Una persona que ha pasado el sarampión, la varicela o las paperas queda inmunizada y no vuelve a pasar (salvo en rarísimos casos) la enfermedad; sabemos qué anticuerpos protegen a esas personas y qué cantidad de anticuerpos son necesarios para protegerlas.

Así que primero se hacen experimentos con animales de laboratorio, hasta encontrar la manera de provocar la formación de anticuerpos sin causar graves efectos secundarios. Cuando por fin hay un prototipo que parece prometedor, se prueba en más animales, de distintas especies. Si todo sale bien, comienzan las pruebas con seres humanos, con adultos voluntarios. Se anotan todos los posibles efectos secundarios, se comprueban los niveles de anticuerpos obtenidos, si son comparables a los que teóricamente protegen contra la enfermedad, si se mantienen durante meses y años o bien desaparecen en poco tiempo. En ese momento, tras administrársela a algunos cientos de voluntarios, podremos afirmar que «la vacuna X induce niveles protectores de anticuerpos y no presenta efectos secundarios graves ni frecuentes», pero nos falta saber dos cosas importantes: si realmente, a la hora de la verdad, esos niveles de anticuerpos serán suficientes para proteger contra la enfermedad, y si existirá algún efecto secundario poco frecuente, que afecte a un individuo de cada mil o de cada millón.

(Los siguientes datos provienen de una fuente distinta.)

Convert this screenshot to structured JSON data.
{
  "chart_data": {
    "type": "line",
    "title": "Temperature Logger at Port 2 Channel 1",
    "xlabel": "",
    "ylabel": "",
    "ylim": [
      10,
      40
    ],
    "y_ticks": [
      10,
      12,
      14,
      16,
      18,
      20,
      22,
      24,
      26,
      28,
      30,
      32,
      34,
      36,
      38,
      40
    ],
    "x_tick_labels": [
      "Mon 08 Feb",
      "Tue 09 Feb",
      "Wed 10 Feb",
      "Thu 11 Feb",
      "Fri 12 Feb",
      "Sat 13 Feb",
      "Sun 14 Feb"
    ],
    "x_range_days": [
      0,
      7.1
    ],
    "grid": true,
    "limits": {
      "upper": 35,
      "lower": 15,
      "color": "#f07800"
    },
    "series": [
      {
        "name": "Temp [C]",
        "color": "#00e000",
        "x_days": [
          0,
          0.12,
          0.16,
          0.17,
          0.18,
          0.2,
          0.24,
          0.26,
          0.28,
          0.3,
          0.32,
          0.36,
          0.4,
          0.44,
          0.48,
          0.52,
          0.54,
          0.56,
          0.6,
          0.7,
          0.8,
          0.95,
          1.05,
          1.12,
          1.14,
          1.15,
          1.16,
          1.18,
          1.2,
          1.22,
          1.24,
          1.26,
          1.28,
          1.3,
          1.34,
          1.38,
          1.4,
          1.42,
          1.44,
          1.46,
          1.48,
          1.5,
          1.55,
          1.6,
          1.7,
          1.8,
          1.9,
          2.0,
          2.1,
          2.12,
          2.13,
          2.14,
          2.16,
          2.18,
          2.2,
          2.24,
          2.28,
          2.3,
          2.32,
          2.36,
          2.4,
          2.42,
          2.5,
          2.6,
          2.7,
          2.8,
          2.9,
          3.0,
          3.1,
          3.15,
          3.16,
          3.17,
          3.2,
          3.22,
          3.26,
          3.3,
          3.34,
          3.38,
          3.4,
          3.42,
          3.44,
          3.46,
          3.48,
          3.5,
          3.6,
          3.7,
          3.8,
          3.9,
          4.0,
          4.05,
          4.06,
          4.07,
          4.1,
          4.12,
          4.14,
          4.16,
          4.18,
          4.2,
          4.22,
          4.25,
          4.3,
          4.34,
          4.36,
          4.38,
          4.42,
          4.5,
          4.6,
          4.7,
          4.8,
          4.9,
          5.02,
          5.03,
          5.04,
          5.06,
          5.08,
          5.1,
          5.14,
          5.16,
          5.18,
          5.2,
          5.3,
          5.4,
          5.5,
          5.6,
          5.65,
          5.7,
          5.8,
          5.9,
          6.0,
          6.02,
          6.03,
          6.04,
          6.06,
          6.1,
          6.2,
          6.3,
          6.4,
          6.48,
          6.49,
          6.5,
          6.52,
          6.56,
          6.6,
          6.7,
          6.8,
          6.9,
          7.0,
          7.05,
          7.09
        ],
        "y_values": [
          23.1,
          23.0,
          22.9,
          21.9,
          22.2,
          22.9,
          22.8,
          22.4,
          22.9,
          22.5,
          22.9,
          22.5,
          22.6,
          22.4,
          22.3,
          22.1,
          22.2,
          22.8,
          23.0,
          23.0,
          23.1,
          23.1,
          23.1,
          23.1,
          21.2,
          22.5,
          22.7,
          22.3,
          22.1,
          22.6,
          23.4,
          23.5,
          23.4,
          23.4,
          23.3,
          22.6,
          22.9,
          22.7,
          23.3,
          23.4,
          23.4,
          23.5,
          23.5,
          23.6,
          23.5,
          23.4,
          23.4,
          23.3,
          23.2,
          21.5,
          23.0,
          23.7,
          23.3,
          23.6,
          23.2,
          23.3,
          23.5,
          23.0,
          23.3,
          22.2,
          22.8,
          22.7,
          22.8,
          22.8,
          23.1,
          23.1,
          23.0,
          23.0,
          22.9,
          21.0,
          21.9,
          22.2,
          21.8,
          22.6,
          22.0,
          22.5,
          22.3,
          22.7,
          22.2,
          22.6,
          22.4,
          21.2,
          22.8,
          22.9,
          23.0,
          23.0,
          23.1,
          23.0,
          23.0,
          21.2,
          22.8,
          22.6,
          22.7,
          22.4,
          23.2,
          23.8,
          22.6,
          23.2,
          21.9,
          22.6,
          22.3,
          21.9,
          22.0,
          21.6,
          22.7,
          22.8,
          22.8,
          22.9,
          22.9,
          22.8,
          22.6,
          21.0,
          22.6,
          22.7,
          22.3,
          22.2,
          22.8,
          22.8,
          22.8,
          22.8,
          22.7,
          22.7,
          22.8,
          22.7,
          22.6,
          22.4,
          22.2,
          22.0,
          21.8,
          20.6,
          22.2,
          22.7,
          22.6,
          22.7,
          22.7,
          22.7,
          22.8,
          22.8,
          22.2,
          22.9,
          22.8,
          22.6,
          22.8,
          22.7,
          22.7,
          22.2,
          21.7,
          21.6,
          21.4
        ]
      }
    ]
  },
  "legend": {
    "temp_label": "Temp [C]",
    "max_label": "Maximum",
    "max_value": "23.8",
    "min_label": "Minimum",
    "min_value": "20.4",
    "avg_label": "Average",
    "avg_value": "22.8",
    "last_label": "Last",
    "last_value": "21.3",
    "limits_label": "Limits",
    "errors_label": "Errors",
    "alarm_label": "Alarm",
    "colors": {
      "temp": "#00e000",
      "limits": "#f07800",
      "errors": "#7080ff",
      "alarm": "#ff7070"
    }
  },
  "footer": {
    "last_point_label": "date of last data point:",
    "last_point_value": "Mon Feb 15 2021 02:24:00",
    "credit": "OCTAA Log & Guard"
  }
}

Es entonces cuando empiezan las pruebas de campo, vacunando a la población general, en estudios previos a la comercialización. Y si esos estudios, con miles de personas, dan resultados satisfactorios, la vacuna se comercializa, pero se siguen haciendo estudios posteriores sobre su eficacia y su seguridad.

Dice Marín, en su página 175, que la eficacia de las vacunas «es un parámetro de laboratorio que mide el título de anticuerpos», y la efectividad compara «la incidencia de la enfermedad en los años anteriores y posteriores a la vacunación». Se equivoca las dos veces. Los títulos de anticuerpos son solo un requisito previo, pero hacen falta otros estudios para demostrar que la vacuna es eficaz. La incidencia antes y después es solo la guinda del pastel, una gráfica que queda muy bonita para enseñar, pero que no tiene ningún valor si previamente no se ha demostrado la eficacia y efectividad de la vacuna. Si quiere saber cómo se miden estos dos conceptos, siga leyendo.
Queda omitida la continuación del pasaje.